Açlık grevleri bir kez daha kamuoyunun dikkatini hapishanelerdeki tecrit uygulamasına çekmiş olmakla birlikte, bir işkence yöntemi olan tecride karşı tepki vermek için mahpusların açlık grevi yapmalarını
bekler pozisyona düşmenin; hak örgütleri, hukuk örgütleri ve siyasetçiler başta olmak üzere tüm demokratik güçlerin kendilerini sorgulamalarını gerektirdiği kabul edilmelidir.
Nisan 2020 de çıkarılan ve şartlı tahliye, denetimli serbestlik ve açık cezaevlerine nakilleri ilgilendiren Ceza İnfaz Yasası değişikliğinin keyfi ve kötü niyetli uygulamalara yol açacağı endişesi bu dönemde olumsuz örneklerle desteklenmiş, yeni bir sorun alanı yaratmıştır.

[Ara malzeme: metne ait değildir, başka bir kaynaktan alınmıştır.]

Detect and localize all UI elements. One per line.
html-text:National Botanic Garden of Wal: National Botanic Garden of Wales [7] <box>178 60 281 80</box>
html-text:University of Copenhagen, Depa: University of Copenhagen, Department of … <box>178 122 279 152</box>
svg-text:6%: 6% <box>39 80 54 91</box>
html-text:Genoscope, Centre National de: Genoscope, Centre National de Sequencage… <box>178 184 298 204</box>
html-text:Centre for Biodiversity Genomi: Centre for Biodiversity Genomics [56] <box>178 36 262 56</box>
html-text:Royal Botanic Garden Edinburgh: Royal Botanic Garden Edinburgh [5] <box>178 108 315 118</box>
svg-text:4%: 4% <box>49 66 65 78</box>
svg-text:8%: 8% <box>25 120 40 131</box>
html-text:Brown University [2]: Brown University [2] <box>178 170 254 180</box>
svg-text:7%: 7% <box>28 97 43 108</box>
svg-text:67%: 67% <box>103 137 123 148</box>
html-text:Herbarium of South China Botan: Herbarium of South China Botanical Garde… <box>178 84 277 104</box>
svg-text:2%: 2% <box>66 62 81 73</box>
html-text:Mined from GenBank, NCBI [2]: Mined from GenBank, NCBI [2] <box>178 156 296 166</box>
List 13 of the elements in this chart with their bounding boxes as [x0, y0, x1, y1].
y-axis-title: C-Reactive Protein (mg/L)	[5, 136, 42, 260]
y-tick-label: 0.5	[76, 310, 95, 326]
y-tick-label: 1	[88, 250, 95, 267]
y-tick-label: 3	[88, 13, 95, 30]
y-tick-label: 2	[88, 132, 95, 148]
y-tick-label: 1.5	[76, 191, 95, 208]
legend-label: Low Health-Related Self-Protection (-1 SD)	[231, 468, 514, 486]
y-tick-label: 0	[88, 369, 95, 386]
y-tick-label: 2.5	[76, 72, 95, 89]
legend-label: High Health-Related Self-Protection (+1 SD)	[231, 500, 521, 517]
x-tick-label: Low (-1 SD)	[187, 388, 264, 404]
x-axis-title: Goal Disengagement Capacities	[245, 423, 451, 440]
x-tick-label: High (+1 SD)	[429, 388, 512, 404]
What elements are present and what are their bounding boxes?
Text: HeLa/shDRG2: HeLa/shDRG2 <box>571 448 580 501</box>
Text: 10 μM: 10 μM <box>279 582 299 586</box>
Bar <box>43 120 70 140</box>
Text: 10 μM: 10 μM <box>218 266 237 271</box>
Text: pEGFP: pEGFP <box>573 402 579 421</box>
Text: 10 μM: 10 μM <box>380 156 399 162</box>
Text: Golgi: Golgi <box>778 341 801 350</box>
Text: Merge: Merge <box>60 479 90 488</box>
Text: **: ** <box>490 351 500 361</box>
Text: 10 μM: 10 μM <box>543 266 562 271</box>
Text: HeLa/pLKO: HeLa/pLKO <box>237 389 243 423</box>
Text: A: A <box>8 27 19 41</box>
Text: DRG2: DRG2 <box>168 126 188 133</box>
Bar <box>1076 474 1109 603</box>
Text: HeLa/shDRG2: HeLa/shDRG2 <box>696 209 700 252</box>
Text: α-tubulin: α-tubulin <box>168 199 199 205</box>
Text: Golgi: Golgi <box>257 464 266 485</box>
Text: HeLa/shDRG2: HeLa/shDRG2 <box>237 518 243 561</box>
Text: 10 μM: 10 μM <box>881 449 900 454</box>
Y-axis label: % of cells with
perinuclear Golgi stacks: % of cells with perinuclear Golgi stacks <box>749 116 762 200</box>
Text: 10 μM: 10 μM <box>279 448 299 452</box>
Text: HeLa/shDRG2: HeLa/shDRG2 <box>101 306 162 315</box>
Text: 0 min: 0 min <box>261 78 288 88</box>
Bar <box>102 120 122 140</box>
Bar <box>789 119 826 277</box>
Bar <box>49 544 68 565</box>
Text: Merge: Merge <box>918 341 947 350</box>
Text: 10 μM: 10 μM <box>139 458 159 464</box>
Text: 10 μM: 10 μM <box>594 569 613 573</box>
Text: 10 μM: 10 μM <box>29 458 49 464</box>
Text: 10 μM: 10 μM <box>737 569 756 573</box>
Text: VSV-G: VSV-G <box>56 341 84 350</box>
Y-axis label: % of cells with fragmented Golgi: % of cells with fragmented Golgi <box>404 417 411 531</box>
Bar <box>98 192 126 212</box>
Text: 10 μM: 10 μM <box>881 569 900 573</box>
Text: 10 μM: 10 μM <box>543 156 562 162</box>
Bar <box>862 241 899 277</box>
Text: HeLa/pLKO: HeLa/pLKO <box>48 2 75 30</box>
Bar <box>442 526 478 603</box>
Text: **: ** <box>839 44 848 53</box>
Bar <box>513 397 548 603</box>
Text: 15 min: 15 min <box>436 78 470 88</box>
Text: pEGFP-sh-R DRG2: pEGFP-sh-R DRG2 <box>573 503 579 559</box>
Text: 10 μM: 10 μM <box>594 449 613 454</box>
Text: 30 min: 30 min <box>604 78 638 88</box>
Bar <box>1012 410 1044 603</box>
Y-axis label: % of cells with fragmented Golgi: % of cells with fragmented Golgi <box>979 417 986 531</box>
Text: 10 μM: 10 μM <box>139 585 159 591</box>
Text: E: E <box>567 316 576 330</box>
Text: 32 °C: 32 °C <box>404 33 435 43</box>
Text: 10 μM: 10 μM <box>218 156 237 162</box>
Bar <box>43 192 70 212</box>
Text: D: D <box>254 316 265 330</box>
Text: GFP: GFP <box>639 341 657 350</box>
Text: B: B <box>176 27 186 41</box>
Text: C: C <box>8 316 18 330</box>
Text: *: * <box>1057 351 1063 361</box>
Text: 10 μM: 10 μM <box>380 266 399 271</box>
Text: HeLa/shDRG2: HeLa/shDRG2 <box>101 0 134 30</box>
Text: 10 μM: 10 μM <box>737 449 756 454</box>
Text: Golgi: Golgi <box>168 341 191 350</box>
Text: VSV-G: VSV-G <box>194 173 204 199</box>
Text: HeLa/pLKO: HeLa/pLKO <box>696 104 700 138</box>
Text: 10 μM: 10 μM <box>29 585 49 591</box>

Pandemi, temel hakların kullanımında artan hak ihlalleri ve ağır tecrit yanında sağlık ve tedavi hakkına erişim ve yaşam hakkına yönelik ağır tehdit oluşturmaya devam ediyor. Ağır hasta mahpuslar başta olmak üzere risk grubundaki tüm mahpusların sağlık ve yaşam haklarını koruyucu önlemlerin acilen alınması ve pandemi süresince serbest bırakılarak riskten korunmaları sağlanmalıdır.”